Business owners say they miss the furloughed workers.

"They're my bread and butter, no pun intended," says Drew Klovens.

Drew Klovens owns the Great Harvest bakery. He says there's been a trickle of customers today. He says serving state employees is 90 to 95 percent of his business.

"I would probably be making on a day like today a couple hundred loaves of bread, muffins, cookies, scones, a great deal of sandwiches," Klovens explains. "We'll sell some soup. Sell some ice cream. But not today. Not today."

Normally, four people work the lunch shift here, but Klovens says he gave three of his employees the day off. He doesn't expect to clear $500 when he'd normally bring in three times that much money. He's not looking forward to the next five state employee furlough days later this summer. And he's worried about losing more business after the state adopts a new budget with bigger cuts for the coming fiscal year.

"This year it's six furlough days," Klovens says. "Next year, the budget deficit is supposed to be double. Are there going to be 12 furlough days? I don't know. It's something to worry about."

Too many days like today, and Klovens says he'd have to close his doors.

And that's a reality Michael Moran says businesses in his area are facing. He's the city manager of Standish in northeast Michigan, where the state has a maximum security prison. That is, until the prison closes later this year and 300 prison jobs disappear.
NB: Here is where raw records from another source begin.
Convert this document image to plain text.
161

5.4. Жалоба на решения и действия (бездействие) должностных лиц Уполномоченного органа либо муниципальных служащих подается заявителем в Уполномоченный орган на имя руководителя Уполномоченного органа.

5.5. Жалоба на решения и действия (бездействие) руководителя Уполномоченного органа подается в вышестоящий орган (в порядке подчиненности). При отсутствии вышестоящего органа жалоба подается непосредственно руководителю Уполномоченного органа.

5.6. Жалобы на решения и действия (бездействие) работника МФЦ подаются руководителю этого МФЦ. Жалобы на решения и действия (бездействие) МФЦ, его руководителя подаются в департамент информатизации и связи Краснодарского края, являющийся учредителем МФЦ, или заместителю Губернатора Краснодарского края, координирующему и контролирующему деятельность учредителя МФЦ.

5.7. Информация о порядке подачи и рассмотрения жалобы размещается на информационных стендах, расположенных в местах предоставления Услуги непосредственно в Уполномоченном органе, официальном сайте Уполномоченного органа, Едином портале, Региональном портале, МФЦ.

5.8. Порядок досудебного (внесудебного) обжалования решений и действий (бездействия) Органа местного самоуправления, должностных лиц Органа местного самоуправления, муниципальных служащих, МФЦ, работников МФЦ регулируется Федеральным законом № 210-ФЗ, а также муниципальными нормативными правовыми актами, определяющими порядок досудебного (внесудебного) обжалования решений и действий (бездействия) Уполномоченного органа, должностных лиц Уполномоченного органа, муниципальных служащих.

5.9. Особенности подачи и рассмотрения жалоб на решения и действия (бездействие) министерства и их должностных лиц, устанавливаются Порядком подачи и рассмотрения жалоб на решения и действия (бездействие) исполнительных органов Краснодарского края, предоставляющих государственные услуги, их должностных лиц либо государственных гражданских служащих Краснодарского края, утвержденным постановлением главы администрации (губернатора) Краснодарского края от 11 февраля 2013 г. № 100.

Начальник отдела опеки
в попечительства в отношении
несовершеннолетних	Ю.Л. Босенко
"We're already sitting at about a 24 percent unemployment rate here, which I'm told is Depression-level unemployment," Moran says. "The local economy, of course, as far as our homes, and rental units, and gas stations, grocery stores, we have a pretty good hospital here. All those retailers and so on are impacted by this. These people will be leaving, for the most part."

Moran says the prison also pays the city $36,000 a month for water and sewer services, and the city counts on that money.

"So we're looking at a $420,000 shortfall now in our water and sewer budget, which is 45 percent of our budget," Moran says. "Yeah."

"Any loss of a job is going to have these ripple effects and that's a real concern especially in such a down economy that we have now," says Charles Ballard.

Charles Ballard is an economist at Michigan State University. He says state government spending is a small fraction of Michigan's economic activity. But he says reduced government spending and furloughs and layoffs have an impact.

"There's controversy over how big that multiplier is, but certainly you may lose one or two additional jobs in the support services industries," Ballard says.

Economist Patrick Anderson is a fiscal conservative who typically supports reduced government spending. But he says the state's handling of budget cuts have exacerbated their effect on the economy.

"And when you ignore the problem, let it get bigger, and then suddenly do something that causes a significant amount of immediate layoffs, that is clearly bad for the economy and something that's going to hurt Michigan," says Anderson.

But more layoffs are a near certainty as the legislature and Governor Granholm try to retire a $1.7 billion deficit in the budget for the fiscal year that begins in October.